Between 2020 and 2021, we worked on a national research project related to solar sails, where we strongly felt the need for rollable structures that are both strong and highly compressible. Even after that project ended, we kept thinking about this challenge. One day, we noticed how a thick book can be rolled relatively smoothly because its pages are separated, and that gave us the idea: "If we can introduce controlled sliding into a folding structure, maybe we can store it much more compactly."

As we received feedback from colleagues, it became clear that to highlight what limitations our structure overcomes, we needed large scale demonstrations. This pushed us to imagine robots that could autonomously print shelters on the Moon. From there, we decided to build meter-scale deployable 3D-printing robots as a step toward that vision.

• What are the next steps? What should other researchers work on?

Our current prototypes are made by weaving ribbons into the structure. This approach is suitable for laboratory-scale fabrication but is not yet ideal for mass production, and the ribbons tend to wear and tear with repeated use. While this is acceptable for proof-of-concept demonstrations, practical deployment will require improvements in both manufacturability and durability.
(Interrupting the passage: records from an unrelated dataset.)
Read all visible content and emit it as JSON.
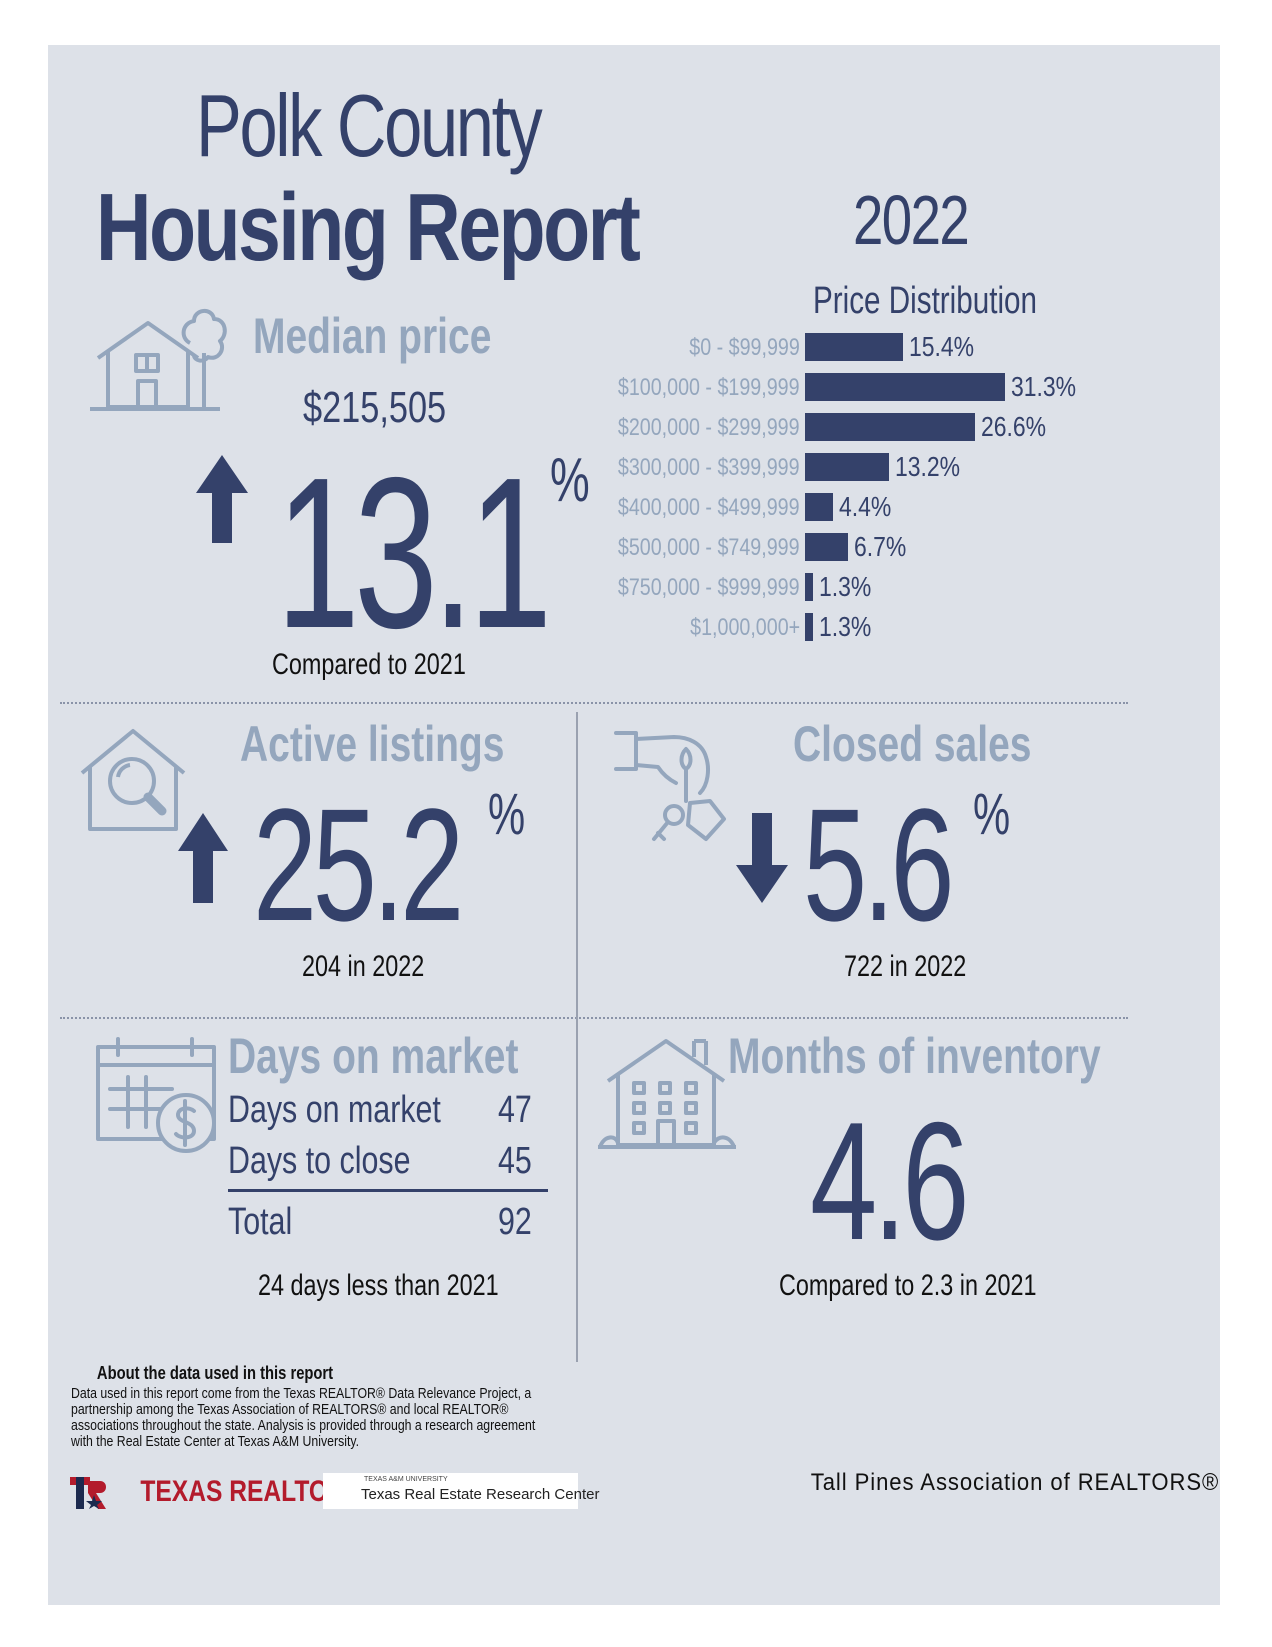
{
  "header": {
    "title_line1": "Polk County",
    "title_line2": "Housing Report",
    "year": "2022"
  },
  "median": {
    "label": "Median price",
    "value": "$215,505",
    "change": "13.1",
    "percent_sign": "%",
    "direction": "up",
    "note": "Compared to 2021"
  },
  "distribution": {
    "title": "Price Distribution"
  },
  "chart_data": {
    "type": "bar",
    "title": "Price Distribution",
    "orientation": "horizontal",
    "categories": [
      "$0 - $99,999",
      "$100,000 - $199,999",
      "$200,000 - $299,999",
      "$300,000 - $399,999",
      "$400,000 - $499,999",
      "$500,000 - $749,999",
      "$750,000 - $999,999",
      "$1,000,000+"
    ],
    "values": [
      15.4,
      31.3,
      26.6,
      13.2,
      4.4,
      6.7,
      1.3,
      1.3
    ],
    "value_labels": [
      "15.4%",
      "31.3%",
      "26.6%",
      "13.2%",
      "4.4%",
      "6.7%",
      "1.3%",
      "1.3%"
    ],
    "bar_color": "#34416a"
  },
  "active_listings": {
    "label": "Active listings",
    "change": "25.2",
    "percent_sign": "%",
    "direction": "up",
    "note": "204 in 2022"
  },
  "closed_sales": {
    "label": "Closed sales",
    "change": "5.6",
    "percent_sign": "%",
    "direction": "down",
    "note": "722 in 2022"
  },
  "days_on_market": {
    "label": "Days on market",
    "rows": [
      {
        "label": "Days on market",
        "value": "47"
      },
      {
        "label": "Days to close",
        "value": "45"
      }
    ],
    "total_label": "Total",
    "total_value": "92",
    "note": "24 days less than 2021"
  },
  "inventory": {
    "label": "Months of inventory",
    "value": "4.6",
    "note": "Compared to 2.3 in 2021"
  },
  "footer": {
    "about_title": "About the data used in this report",
    "about_text": "Data used in this report come from the Texas REALTOR® Data Relevance Project, a partnership among the Texas Association of REALTORS® and local REALTOR® associations throughout the state. Analysis is provided through a research agreement with the Real Estate Center at Texas A&M University.",
    "texas_realtors": "TEXAS REALTORS",
    "tamu_small": "TEXAS A&M UNIVERSITY",
    "tamu_name": "Texas Real Estate Research Center",
    "association": "Tall Pines Association of REALTORS®"
  },
  "colors": {
    "navy": "#34416a",
    "steel": "#94a6bd",
    "background": "#dde1e8",
    "red": "#b31b2c"
  }
}
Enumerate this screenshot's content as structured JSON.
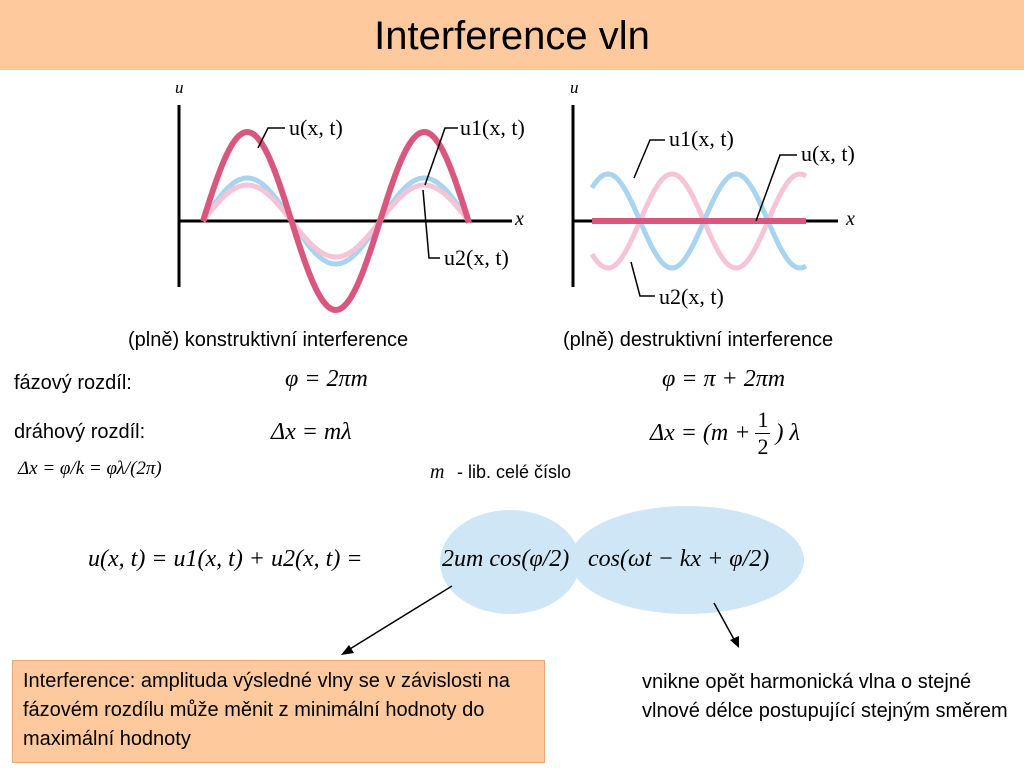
{
  "slide": {
    "title": "Interference vln"
  },
  "diagram_left": {
    "axis_u": "u",
    "axis_x": "x",
    "label_u": "u(x, t)",
    "label_u1": "u1(x, t)",
    "label_u2": "u2(x, t)",
    "caption": "(plně) konstruktivní interference"
  },
  "diagram_right": {
    "axis_u": "u",
    "axis_x": "x",
    "label_u1": "u1(x, t)",
    "label_u": "u(x, t)",
    "label_u2": "u2(x, t)",
    "caption": "(plně) destruktivní interference"
  },
  "labels": {
    "phase_diff": "fázový rozdíl:",
    "path_diff": "dráhový rozdíl:",
    "path_formula": "Δx = φ/k = φλ/(2π)",
    "m_note": "- lib. celé číslo",
    "m_symbol": "m"
  },
  "formulas": {
    "phase_constructive": "φ = 2πm",
    "phase_destructive": "φ = π + 2πm",
    "path_constructive": "Δx = mλ",
    "path_destructive_left": "Δx = (m +",
    "path_destructive_num": "1",
    "path_destructive_den": "2",
    "path_destructive_right": ") λ",
    "main_left": "u(x, t) = u1(x, t) + u2(x, t) =",
    "main_amp": "2um cos(φ/2)",
    "main_wave": "cos(ωt − kx + φ/2)"
  },
  "boxes": {
    "interference_note": "Interference: amplituda výsledné vlny se v závislosti na fázovém rozdílu může měnit z minimální hodnoty do maximální hodnoty",
    "wave_note": "vnikne opět harmonická vlna o stejné vlnové délce postupující stejným směrem"
  },
  "colors": {
    "title_bg": "#fdc99d",
    "wave_result": "#d9577f",
    "wave_u1": "#a9d4ef",
    "wave_u2": "#f6c4d6",
    "highlight": "#cfe6f7"
  }
}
If we can significantly enhance production efficiency and service life, we see strong potential for real-world applications, such as modular robotic arms for consumer robot vacuum cleaners and mobile "house-printer" robots that fabricate building-scale structures on site.

• Can you explain the developed structure in simple language, as if talking to a child?

This robot arm is like a tape measure. When you use it, it stretches out long, and when you don't, it rolls up into a small, flat shape. When it stretches out, folded ridges (like paper folds) appear and it becomes a strong, long arm. When you put it away, those folds stack up and then roll up, so the arm can be stored very thin and compact. Normally, if you fold a sheet of paper many times and then try to roll it, the inside part gets crumpled and it doesn't roll nicely. We solved this by designing special folding joints so that the folded parts can slide a little and rearrange themselves instead of getting wrinkled. That's why the structure is soft and easy to store, but strong when you use it.

With this structure, even a small robot can reach up to high shelves to handle objects, and by using several of these arms together, a robot can build a very large frame. A robot equipped with such a frame can even perform 3D printing inside the large structure made from this mechanism.